Practical matters seem like huge mountains and require so much energy. The council have created such chaos but refuse to accept any responsibility or accountability for it. That’s hard. The furniture for Steven’s new flat is being delivered tomorrow and thankfully I’ve got it sorted with the help of the fabulous support workers but the energy it has taken has been very consuming.

I’ve got a couple of hours this morning before I need to be at work. Going back to bed for a while and let myself indulge in the fantasy of what life might be like if I never had to encounter Hillingdon Council ever again.


From → Social Care

  1. Kathryn permalink

    You have brought tears to my eyes – tears of understanding, frustration and disbelief. Such mixed emotions churn within me; I have three disabled siblings. They are not my problem, what is my problem – I expect the professionals to do their jobs.

    However you are doing a remarkable job and your son is so lucky to have you fighting his corner. But that is what so often saddens me most – those who don’t have an ‘us’!

    Keep fighting and keep focused what you know is right.

    • Edna permalink

      “I expect the professionals to do their jobs.”


      A, web based, definition of a professional:

      ” following an occupation as a means of livelihood or for gain: a professional builder”

      Can you see the analogy with social work?

      At least you can sue a builder when their work is bad and causes harm.

  2. Meg permalink

    I am so glad you have really good support workers. We aren’t a bad bunch and we often are frustrated too by decisions made on high that make no sense to us either

  3. Sally permalink

    What you are going through is cruel. I am burning with rage.All of my friends are following your case with disbelief.
    I’m sure you know that you are describing some of the symptoms of (totally understandable) reactive depression.
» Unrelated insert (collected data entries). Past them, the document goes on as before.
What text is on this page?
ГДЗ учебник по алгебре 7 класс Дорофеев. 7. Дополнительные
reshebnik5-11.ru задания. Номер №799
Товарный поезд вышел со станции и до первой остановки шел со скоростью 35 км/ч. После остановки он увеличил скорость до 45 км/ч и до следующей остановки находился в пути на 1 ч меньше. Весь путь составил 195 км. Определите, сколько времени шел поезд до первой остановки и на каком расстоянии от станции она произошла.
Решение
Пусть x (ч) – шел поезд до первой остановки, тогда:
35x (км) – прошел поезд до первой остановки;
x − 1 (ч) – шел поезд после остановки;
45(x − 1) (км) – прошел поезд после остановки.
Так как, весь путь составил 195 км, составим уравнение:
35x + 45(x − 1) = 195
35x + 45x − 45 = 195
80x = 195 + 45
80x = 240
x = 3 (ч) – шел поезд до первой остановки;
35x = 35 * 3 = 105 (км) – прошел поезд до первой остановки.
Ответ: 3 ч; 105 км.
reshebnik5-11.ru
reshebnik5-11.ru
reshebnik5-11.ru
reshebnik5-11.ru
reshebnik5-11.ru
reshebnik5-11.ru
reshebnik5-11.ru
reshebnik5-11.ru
We are most at risk of depression when we feel powerless-and there are few things better to create this helplessness than dealing with waiting and waiting, with deadlines given then changed or abandoned.
    Legal cases such as you have already recently endured run a close second for creating stress/depression.And you are moving-most stressful of all experiences, without any extra torture. Oh, and the Housing Worker is on leave, you’ve just been told.
    Why doesn’t the Head of Hlingdon just come over and kick both of you to finish off ?
    That Steven is coping so well is a testimony to your care and that of his support workers.
    Please don’t give up. Keep shining a light., keep the newspapers informed-especially Private Eye (This deserves a section all of its own in their magazine.)
    All the support of this household.